Fuck the internet. From now on, I'm only reading old Wonder Woman comics!
Tuesday 15 July 2008
I was discussing Wonder Woman with my companions over dinner last night (I was promoting Wonder Woman as a movie franchise possibility), and none of us could figure out why she had an invisible plane. So I looked into it. The answer: She needed to fly a wounded Steve Trevor back to Washington D.C. from Paradise Island in Sensation Comics #1, so she took a propeller-driven plane. It just so happend to be invisible.
Why was the plane invisible? Probably so that it couldn't be seen. After all, it was 1942 and there was a war on.
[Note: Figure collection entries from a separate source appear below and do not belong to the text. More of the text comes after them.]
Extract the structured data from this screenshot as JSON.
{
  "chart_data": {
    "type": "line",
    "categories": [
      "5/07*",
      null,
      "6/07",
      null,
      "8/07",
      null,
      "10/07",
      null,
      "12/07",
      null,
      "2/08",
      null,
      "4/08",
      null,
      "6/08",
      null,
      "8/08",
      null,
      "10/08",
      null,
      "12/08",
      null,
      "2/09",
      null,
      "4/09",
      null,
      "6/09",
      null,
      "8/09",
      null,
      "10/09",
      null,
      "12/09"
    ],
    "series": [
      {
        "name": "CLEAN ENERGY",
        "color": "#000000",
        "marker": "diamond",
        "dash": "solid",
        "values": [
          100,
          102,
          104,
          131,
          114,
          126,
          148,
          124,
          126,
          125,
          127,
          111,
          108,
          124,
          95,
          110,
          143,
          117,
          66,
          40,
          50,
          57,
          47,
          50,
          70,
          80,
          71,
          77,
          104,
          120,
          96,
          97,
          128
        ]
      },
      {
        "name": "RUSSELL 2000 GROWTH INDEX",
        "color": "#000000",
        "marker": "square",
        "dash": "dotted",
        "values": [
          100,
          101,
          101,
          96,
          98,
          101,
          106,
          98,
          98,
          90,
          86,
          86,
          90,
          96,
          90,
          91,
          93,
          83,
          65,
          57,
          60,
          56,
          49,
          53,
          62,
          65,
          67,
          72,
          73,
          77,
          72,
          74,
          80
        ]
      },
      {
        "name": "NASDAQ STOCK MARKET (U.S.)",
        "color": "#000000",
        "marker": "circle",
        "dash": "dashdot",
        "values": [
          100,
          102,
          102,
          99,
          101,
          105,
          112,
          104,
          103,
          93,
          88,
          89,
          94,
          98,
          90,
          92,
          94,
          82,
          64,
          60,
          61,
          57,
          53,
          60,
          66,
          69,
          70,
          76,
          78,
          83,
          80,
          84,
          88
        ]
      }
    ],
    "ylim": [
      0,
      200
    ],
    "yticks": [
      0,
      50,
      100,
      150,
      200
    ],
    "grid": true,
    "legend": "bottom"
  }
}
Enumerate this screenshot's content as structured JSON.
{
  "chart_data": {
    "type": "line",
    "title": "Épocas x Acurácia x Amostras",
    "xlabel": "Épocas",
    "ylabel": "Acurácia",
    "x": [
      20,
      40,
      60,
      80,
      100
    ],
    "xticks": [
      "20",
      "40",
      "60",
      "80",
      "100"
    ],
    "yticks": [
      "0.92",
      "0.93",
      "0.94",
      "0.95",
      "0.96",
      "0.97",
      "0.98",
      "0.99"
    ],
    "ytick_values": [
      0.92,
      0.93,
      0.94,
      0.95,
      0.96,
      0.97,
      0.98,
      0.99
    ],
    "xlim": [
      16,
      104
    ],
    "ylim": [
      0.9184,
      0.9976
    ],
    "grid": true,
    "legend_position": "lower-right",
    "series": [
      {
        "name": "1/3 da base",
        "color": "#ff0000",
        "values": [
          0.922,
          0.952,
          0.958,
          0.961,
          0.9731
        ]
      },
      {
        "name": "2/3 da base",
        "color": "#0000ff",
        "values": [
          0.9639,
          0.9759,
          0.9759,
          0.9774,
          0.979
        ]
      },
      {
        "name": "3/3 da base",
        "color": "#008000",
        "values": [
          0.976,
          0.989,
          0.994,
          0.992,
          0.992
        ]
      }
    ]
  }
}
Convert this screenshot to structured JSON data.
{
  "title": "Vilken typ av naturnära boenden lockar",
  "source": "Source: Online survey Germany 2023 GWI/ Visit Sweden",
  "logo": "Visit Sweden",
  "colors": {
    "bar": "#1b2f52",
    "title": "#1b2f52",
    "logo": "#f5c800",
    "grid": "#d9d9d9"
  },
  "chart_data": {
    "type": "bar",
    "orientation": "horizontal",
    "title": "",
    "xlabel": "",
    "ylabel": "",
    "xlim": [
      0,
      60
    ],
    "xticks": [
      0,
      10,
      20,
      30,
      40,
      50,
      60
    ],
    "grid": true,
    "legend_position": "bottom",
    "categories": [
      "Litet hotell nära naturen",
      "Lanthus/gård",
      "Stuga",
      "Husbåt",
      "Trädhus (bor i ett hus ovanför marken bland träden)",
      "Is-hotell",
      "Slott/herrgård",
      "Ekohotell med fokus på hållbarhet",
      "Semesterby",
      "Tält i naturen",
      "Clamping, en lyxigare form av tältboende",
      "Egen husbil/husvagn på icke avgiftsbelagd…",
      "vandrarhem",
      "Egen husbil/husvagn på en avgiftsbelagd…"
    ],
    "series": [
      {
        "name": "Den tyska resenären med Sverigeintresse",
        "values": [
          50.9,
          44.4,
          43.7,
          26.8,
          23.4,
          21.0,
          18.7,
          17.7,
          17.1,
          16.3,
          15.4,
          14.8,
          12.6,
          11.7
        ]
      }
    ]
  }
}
Internationally, soldiers and civilians alike were armed with silhouette cards and told to stare skyward to identify incoming enemy fighters. A plane flying over America's capital would no doubt cause an alarm, yet perhaps a flying woman and her comatose patient would be harder to spot. (But would no doubt also raise quite an alarm if spotted.) When she stayed in America (presumably suffering from the hideous Nightingale Effect), Wonder Woman simply kept the plane. And the rest is pop culture history.
Now, why, you ask, would the immortal Amazons of Grecian myth inhabiting Paradise Island have an invisible plane handy? Well, loyal reader, that's exactly the sort of question that you aren't supposed to ask about the "physics-optional" environment of super hero comic books (where men can vibrate their molecules to penetrate the fabric of space-time, shrink themselves with material found in white dwarf stars, and drink cola that gives them the ability to deform their body like Silly-Putty). If the "why"s are the sort of questions that keeps your mind occupied while reading these stories, may I recommend romance comics? They tend to be much more straightforward.
See? Nothing inexplicable there. (For the whole story, rush to your local newsstand in 1952 and pick up a copy of Glamorous Romances for one shiny dime. No time machine? Already spent your dime on .025 gallons of gas or .0000025 grams of Plutonium?Then visit here. Your mileage per gigawatt may vary.)